New digital dispute rules are designed to keep disputes about cryptocurrencies out of court



A task force sanctioned by the UK government has proposed a dispute resolution framework that would keep disagreements over cryptocurrency and smart contracts out of court.

A 14-page report published by LawTechUK’s “UK Jurisdiction Taskforce” proposes new digital dispute resolution rules that aim to provide a standardized way of dealing with smart contract disputes.

Under the remit of the new rules, cryptocurrency-based disputes can be resolved without major intervention from courts. The laws would allow for the appointment of an independent tribunal to adjudicate disputes, and any decision of the tribunal would be legally binding.

The rules also make it possible to raise disputes without disclosing someone’s identity to anyone other than the tribunal, while retaining some of the anonymity afforded by blockchain technology. The document also contains the guidelines and procedures you must follow to raise a dispute. Particularly if someone wants to take advantage of the dispute resolution service, all they have to do is state it in whatever smart contract transaction they are doing.

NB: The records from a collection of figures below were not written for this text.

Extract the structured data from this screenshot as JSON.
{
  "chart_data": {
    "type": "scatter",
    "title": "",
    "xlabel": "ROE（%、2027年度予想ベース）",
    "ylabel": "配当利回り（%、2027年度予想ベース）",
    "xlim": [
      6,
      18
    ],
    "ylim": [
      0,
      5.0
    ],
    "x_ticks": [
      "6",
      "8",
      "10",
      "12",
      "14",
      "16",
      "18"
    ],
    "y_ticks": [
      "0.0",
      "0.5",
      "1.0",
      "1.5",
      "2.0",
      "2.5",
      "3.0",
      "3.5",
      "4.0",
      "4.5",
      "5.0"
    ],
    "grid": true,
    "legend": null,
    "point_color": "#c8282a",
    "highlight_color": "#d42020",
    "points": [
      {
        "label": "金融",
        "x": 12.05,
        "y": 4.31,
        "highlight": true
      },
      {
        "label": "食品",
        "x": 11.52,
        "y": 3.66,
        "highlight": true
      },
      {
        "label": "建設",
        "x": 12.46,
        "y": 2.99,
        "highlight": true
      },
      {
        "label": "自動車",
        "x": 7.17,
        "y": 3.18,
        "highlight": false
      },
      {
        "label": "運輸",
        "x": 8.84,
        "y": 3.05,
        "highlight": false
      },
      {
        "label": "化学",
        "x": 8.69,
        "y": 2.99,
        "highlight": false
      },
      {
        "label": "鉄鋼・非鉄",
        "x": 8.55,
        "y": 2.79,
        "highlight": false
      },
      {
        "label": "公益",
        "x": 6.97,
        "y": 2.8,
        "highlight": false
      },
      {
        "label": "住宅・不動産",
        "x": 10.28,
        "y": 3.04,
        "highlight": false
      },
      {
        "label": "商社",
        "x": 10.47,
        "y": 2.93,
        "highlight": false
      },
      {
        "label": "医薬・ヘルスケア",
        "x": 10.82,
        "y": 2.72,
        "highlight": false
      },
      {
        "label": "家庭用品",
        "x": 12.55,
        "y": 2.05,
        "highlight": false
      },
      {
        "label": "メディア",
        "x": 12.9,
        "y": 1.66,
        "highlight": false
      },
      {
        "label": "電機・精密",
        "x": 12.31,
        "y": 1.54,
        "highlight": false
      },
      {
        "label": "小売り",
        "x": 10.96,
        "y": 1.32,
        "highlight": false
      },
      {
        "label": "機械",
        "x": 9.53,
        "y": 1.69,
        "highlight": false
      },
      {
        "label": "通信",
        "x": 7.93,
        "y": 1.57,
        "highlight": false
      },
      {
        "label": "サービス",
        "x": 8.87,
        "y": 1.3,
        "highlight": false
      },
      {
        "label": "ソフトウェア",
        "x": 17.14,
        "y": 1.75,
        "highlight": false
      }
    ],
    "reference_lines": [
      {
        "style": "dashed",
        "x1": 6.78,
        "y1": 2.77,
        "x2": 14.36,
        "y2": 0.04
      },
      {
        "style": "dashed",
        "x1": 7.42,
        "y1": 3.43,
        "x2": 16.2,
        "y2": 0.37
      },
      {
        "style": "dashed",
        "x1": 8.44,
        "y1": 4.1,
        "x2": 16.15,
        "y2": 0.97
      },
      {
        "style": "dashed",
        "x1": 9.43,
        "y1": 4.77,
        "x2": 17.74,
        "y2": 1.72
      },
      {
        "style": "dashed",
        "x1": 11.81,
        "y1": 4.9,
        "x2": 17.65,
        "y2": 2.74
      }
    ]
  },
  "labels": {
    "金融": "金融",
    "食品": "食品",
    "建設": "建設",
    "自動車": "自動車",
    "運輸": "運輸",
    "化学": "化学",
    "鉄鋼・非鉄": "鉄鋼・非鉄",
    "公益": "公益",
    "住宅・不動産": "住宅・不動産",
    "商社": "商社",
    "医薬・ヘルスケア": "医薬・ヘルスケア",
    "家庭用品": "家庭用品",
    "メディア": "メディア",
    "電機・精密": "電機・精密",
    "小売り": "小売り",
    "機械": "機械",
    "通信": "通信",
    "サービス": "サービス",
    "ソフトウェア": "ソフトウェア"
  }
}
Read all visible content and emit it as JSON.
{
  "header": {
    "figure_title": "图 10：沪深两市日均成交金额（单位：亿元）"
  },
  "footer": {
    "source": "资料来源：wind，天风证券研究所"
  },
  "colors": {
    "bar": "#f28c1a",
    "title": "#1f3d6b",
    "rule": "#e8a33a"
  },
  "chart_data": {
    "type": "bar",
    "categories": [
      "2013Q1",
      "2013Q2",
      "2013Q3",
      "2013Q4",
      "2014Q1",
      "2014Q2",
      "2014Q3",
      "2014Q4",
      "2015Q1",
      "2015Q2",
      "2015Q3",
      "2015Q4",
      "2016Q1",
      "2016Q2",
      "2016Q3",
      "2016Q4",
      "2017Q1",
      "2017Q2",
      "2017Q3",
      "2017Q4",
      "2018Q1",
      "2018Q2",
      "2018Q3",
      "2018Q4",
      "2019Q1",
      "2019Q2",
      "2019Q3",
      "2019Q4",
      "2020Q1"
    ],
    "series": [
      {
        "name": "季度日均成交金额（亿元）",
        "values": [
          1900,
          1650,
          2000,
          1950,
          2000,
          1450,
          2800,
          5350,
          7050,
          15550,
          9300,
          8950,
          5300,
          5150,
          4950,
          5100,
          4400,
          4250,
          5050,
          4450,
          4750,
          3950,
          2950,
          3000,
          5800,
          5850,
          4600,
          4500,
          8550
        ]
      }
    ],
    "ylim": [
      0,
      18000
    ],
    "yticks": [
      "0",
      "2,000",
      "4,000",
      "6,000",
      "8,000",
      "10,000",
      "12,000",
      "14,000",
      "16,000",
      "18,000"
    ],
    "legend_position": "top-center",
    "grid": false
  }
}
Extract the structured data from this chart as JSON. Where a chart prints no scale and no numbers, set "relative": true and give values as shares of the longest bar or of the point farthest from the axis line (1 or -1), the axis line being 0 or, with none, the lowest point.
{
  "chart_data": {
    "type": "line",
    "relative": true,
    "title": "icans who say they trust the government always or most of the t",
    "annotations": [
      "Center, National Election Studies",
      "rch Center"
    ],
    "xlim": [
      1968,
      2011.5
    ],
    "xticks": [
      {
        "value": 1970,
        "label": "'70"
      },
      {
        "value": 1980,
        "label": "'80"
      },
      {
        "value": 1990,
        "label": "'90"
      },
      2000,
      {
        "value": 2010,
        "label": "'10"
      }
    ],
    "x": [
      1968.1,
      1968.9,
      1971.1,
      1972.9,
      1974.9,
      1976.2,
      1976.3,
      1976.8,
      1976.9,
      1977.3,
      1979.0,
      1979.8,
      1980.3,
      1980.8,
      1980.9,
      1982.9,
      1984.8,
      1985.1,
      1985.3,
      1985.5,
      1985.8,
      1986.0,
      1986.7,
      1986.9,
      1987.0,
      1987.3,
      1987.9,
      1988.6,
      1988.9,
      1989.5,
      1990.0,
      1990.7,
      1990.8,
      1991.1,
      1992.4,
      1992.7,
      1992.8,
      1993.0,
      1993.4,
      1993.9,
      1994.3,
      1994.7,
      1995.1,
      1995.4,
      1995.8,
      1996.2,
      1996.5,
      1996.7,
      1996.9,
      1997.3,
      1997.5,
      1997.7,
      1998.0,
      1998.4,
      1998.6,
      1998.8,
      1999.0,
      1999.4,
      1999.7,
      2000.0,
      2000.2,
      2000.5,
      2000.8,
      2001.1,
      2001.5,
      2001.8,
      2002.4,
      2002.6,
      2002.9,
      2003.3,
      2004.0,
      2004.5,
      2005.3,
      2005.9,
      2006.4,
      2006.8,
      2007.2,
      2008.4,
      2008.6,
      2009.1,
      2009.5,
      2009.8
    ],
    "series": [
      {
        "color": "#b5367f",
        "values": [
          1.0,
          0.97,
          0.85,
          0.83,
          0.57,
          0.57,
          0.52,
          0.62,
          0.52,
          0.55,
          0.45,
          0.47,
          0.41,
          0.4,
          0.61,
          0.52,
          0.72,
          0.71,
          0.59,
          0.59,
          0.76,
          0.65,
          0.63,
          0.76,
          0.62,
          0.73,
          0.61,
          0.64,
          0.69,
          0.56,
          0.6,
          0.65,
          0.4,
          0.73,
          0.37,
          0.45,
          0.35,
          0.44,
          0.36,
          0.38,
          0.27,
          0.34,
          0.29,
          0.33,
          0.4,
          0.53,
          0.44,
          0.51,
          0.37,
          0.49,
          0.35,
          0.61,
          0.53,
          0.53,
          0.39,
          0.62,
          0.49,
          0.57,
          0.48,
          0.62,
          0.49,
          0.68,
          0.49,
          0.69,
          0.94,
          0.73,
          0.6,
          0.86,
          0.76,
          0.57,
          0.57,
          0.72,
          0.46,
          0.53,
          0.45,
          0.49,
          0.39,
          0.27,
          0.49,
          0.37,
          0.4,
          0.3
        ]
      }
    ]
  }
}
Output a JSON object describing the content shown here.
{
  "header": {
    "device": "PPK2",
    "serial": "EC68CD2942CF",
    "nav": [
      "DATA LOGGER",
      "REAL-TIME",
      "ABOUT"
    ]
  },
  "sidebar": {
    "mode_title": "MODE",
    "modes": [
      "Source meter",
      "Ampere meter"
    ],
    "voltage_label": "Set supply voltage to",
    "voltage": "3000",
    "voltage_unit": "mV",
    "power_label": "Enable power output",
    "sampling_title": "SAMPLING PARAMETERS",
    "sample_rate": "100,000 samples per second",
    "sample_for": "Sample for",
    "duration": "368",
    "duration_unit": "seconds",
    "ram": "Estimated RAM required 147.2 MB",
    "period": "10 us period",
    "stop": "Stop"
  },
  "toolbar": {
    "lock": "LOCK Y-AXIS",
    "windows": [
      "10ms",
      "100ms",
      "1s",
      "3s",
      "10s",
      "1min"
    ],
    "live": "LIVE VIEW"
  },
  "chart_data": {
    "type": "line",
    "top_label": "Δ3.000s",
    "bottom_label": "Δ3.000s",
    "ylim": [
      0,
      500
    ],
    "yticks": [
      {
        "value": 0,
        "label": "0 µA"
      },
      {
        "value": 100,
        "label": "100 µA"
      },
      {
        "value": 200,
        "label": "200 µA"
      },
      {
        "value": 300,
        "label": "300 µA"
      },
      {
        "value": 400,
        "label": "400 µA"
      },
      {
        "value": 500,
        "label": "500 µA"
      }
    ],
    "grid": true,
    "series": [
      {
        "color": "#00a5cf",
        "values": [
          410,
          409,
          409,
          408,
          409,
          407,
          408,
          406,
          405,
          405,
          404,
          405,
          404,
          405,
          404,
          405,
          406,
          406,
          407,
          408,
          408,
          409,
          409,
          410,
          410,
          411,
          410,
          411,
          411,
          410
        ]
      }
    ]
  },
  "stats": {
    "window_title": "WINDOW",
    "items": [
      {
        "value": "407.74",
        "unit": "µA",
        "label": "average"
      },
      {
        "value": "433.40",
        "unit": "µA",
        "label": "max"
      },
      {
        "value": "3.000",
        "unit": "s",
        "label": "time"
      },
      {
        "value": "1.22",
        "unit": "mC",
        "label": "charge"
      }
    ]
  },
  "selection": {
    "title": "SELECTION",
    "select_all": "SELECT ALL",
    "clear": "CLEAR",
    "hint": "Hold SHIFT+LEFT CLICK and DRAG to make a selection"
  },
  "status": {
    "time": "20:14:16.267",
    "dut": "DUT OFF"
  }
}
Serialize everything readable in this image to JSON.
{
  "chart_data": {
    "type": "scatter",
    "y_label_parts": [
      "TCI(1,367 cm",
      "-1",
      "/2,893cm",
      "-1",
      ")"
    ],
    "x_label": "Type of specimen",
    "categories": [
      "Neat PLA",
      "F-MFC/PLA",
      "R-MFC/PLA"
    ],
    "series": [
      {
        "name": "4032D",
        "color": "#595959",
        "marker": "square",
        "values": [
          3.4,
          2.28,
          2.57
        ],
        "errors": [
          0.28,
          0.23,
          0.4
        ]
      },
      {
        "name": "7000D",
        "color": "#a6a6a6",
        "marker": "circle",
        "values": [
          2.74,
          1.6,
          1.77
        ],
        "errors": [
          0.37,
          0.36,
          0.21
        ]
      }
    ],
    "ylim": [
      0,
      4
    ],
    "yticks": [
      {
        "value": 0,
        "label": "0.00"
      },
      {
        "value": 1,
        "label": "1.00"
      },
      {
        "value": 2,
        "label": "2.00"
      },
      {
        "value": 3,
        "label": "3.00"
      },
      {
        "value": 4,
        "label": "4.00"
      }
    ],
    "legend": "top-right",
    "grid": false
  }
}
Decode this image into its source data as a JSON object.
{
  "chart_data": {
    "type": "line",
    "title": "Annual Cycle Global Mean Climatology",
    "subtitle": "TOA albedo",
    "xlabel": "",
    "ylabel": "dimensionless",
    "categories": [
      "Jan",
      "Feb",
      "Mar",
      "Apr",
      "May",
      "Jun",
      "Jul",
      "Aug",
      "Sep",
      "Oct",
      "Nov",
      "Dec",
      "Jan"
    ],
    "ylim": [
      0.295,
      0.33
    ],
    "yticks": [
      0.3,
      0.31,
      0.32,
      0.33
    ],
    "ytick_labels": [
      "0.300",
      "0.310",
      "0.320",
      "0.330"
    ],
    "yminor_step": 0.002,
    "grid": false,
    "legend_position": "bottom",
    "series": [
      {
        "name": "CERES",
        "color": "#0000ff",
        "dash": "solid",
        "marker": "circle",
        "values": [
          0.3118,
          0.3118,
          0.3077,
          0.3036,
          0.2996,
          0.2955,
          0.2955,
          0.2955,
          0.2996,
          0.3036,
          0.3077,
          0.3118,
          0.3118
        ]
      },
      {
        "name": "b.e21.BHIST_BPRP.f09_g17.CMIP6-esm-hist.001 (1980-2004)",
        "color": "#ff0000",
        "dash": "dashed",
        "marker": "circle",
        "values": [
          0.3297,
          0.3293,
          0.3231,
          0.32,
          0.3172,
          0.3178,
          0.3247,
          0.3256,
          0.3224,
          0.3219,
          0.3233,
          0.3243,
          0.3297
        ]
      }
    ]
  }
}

“These rules can be incorporated into a contract, digital asset or digital asset system by including the text (which may be in electronic or encrypted form) ‘Any dispute will be resolved in accordance with the UKJT Digital Dispute Resolution Rules’,” states the document .

If a tribunal decision is to be enforced, it can be prosecuted through courts established under the law of England and Wales. Geoffrey Vos, Master of the Rolls (the head of civil justice in England and Wales) said he envisioned the rules being implemented in a series of digital transactions in the future.

“I am convinced that digital dispute resolution rules will be incorporated into many types of digital transactions in the future. The UK Jurisdiction Task Force will keep a close eye on how the Digital Dispute Resolution Rules are being used, and will try to see if experience suggests they need to be revised in the coming year, ”said Vos in the report’s foreword.